It is well with my soul …
Hi CCI Family,
Since Nathan is keeping everyone up to date on my venture with Lymphoma, I wanted to share just a bit on a personal note.
A good place to begin is with the song which says, ‘It is well with my soul.’ This song was written by Horatio G. Spafford, in 1873, following some terrible tragedies in his life. You can listen to the song and a bit of background at this site:
http://www.cyberhymnal.org/htm/i/t/i/itiswell.htm
By way of encouragement just remember what I have often shared with you through the years. In any trial that comes your way, always look for the greater glory and for the deeper blessing. The Lord is faithful, always, and in every situation. Simply keep your eyes and ears towards the Lord. There is nothing more important for a child of God than that of hearing from the Lord on a personal level. Out of this hearing comes the governing peace that we are to live our lives by.
This is the peace that has sustained me all these years. And this is why none of this has been a struggle for me. I know in my heart that when it is time to go home, I’ll make the transition with no regrets. John said it best in saying that God’s ‘perfect love’, casts out all fear. The fear of death has long departed from my world. Jesus said that there is no death for a believer.
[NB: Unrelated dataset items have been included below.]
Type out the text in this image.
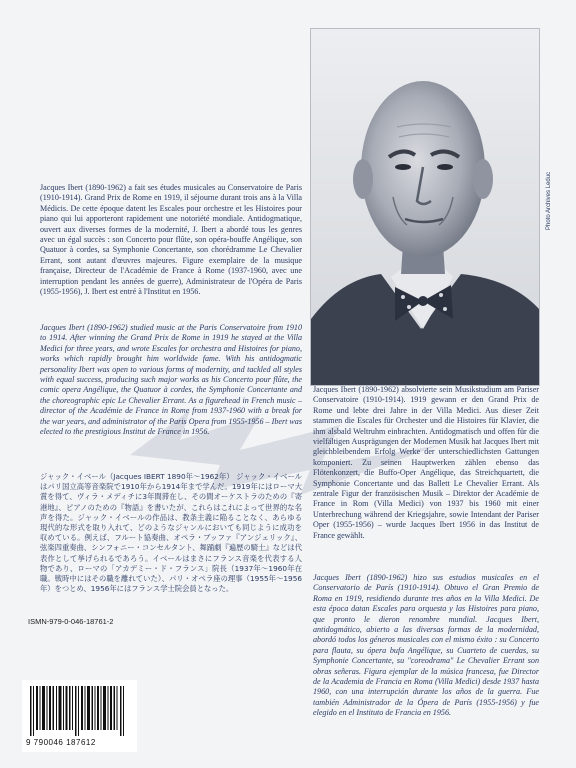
Photo Archives Leduc

Jacques Ibert (1890-1962) a fait ses études musicales au Conservatoire de Paris (1910-1914). Grand Prix de Rome en 1919, il séjourne durant trois ans à la Villa Médicis. De cette époque datent les Escales pour orchestre et les Histoires pour piano qui lui apporteront rapidement une notoriété mondiale. Antidogmatique, ouvert aux diverses formes de la modernité, J. Ibert a abordé tous les genres avec un égal succès : son Concerto pour flûte, son opéra-bouffe Angélique, son Quatuor à cordes, sa Symphonie Concertante, son chorédramme Le Chevalier Errant, sont autant d'œuvres majeures. Figure exemplaire de la musique française, Directeur de l'Académie de France à Rome (1937-1960, avec une interruption pendant les années de guerre), Administrateur de l'Opéra de Paris (1955-1956), J. Ibert est entré à l'Institut en 1956.

Jacques Ibert (1890-1962) studied music at the Paris Conservatoire from 1910 to 1914. After winning the Grand Prix de Rome in 1919 he stayed at the Villa Medici for three years, and wrote Escales for orchestra and Histoires for piano, works which rapidly brought him worldwide fame. With his antidogmatic personality Ibert was open to various forms of modernity, and tackled all styles with equal success, producing such major works as his Concerto pour flûte, the comic opera Angélique, the Quatuor à cordes, the Symphonie Concertante and the choreographic epic Le Chevalier Errant. As a figurehead in French music – director of the Académie de France in Rome from 1937-1960 with a break for the war years, and administrator of the Paris Opera from 1955-1956 – Ibert was elected to the prestigious Institut de France in 1956.

ジャック・イベール（Jacques IBERT 1890年～1962年） ジャック・イベールはパリ国立高等音楽院で1910年から1914年まで学んだ。1919年にはローマ大賞を得て、ヴィラ・メディチに3年間滞在し、その間オーケストラのための『寄港地』、ピアノのための『物語』を書いたが、これらはこれによって世界的な名声を得た。ジャック・イベールの作品は、教条主義に陥ることなく、あらゆる現代的な形式を取り入れて、どのようなジャンルにおいても同じように成功を収めている。例えば、フルート協奏曲、オペラ・ブッファ『アンジェリック』、弦楽四重奏曲、シンフォニー・コンセルタント、舞踊劇『遍歴の騎士』などは代表作として挙げられるであろう。イベールはまさにフランス音楽を代表する人物であり、ローマの「アカデミー・ド・フランス」院長（1937年～1960年在職。戦時中にはその職を離れていた）、パリ・オペラ座の理事（1955年～1956年）をつとめ、1956年にはフランス学士院会員となった。

Jacques Ibert (1890-1962) absolvierte sein Musikstudium am Pariser Conservatoire (1910-1914). 1919 gewann er den Grand Prix de Rome und lebte drei Jahre in der Villa Medici. Aus dieser Zeit stammen die Escales für Orchester und die Histoires für Klavier, die ihm alsbald Weltruhm einbrachten. Antidogmatisch und offen für die vielfältigen Ausprägungen der Modernen Musik hat Jacques Ibert mit gleichbleibendem Erfolg Werke der unterschiedlichsten Gattungen komponiert. Zu seinen Hauptwerken zählen ebenso das Flötenkonzert, die Buffo-Oper Angélique, das Streichquartett, die Symphonie Concertante und das Ballett Le Chevalier Errant. Als zentrale Figur der französischen Musik – Direktor der Académie de France in Rom (Villa Medici) von 1937 bis 1960 mit einer Unterbrechung während der Kriegsjahre, sowie Intendant der Pariser Oper (1955-1956) – wurde Jacques Ibert 1956 in das Institut de France gewählt.

Jacques Ibert (1890-1962) hizo sus estudios musicales en el Conservatorio de París (1910-1914). Obtuvo el Gran Premio de Roma en 1919, residiendo durante tres años en la Villa Medici. De esta época datan Escales para orquesta y las Histoires para piano, que pronto le dieron renombre mundial. Jacques Ibert, antidogmático, abierto a las diversas formas de la modernidad, abordó todos los géneros musicales con el mismo éxito : su Concerto para flauta, su ópera bufa Angélique, su Cuarteto de cuerdas, su Symphonie Concertante, su "coreodrama" Le Chevalier Errant son obras señeras. Figura ejemplar de la música francesa, fue Director de la Academia de Francia en Roma (Villa Medici) desde 1937 hasta 1960, con una interrupción durante los años de la guerra. Fue también Administrador de la Ópera de París (1955-1956) y fue elegido en el Instituto de Francia en 1956.

ISMN-979-0-046-18761-2
9 790046 187612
There is only a transition of life.
Please don’t misunderstand me. I do deeply regret all the sins and failures and mistakes that I’ve made in life. If I were to dwell on the sins of my past, it would be more than I could bear. But that is not the case. I can attest to the truth of what it means to be a sinner saved by grace, and my soul knows it very well. I’ve learned that one of the greatest keys of life is to learn to dwell on the goodness of the Lord, to believe in the message of the cross, and simply to remain focused on the reward to come.
In all of life I’ve come to fully embrace the message of the cross. God’s love and mercy through the cross have made amends for all my sins. This is why I carry in my heart a special seal that the old timers called ‘divine assurance.’ (All believers have this seal.) That seal cannot be broken. Paul calls it the seal of redemption. I know that when it comes time to make the transfer out of this life, I will forever be with the Lord. But you also know about the seal.
But to carry this further, the Lord has fully assured me that out of all this will come His greater glory. I know this in the deep of my being. I have this from the Lord. And whatever this may mean, I truly want the Lord to be glorified in my life. So, it is not a matter of having to confess something into reality. It is a matter of letting the Lord carry me through.
This is why I love what the Psalmist said, “Not to us, O Lord, not to us, but to your name give glory because of Your lovingkindness, because of Your truth.” (Ps115:1)
Just keep in mind what I have taught you over the many years. Nothing takes the place of a personal relationship with Jesus Christ. To know Him personally is to know life. To know Him personally will always be your first defense against strange teachings.
Anyway, I will be in services as time and circumstance allow. Last evening I watched the service on my computer. John brought a wonderful message. And I deeply appreciate Nathan keeping you updated on my progress.
Tomorrow I will have the drain tube removed.
(Or whatever you call that thing.) Next week begins the varied appointments. Aside from ‘it is well with my soul’, on the natural side I am much encouraged. The doctor said that if I follow his instructions any sickness I may feel would be minimal.
The only thing that bothers me is when he said I would lose my hair. Well, I’ve thought it over. Maybe all the men in the church would like to shave their heads as a show of solidarity of faith. Yuk. Yuk. (Hope you know that I am kidding.
By the way, don’t ever lose your sense of humor. The devil does not like to hear the laughter of faith. So, giggle a lot, laugh a lot, and chose to live in the joy of the Lord. That is what I am doing. Moses said it best, when he said, “Chose life in order that you may live!”
Well, I plan to be in services Sunday. May even share a song with you. (I also plan to teach our Shepherd’s Heart Class Sunday evening.)
Love all of you more than you can know,
The Lord bless you,
Buddy
Posted: November 30th, 2006 under NHL.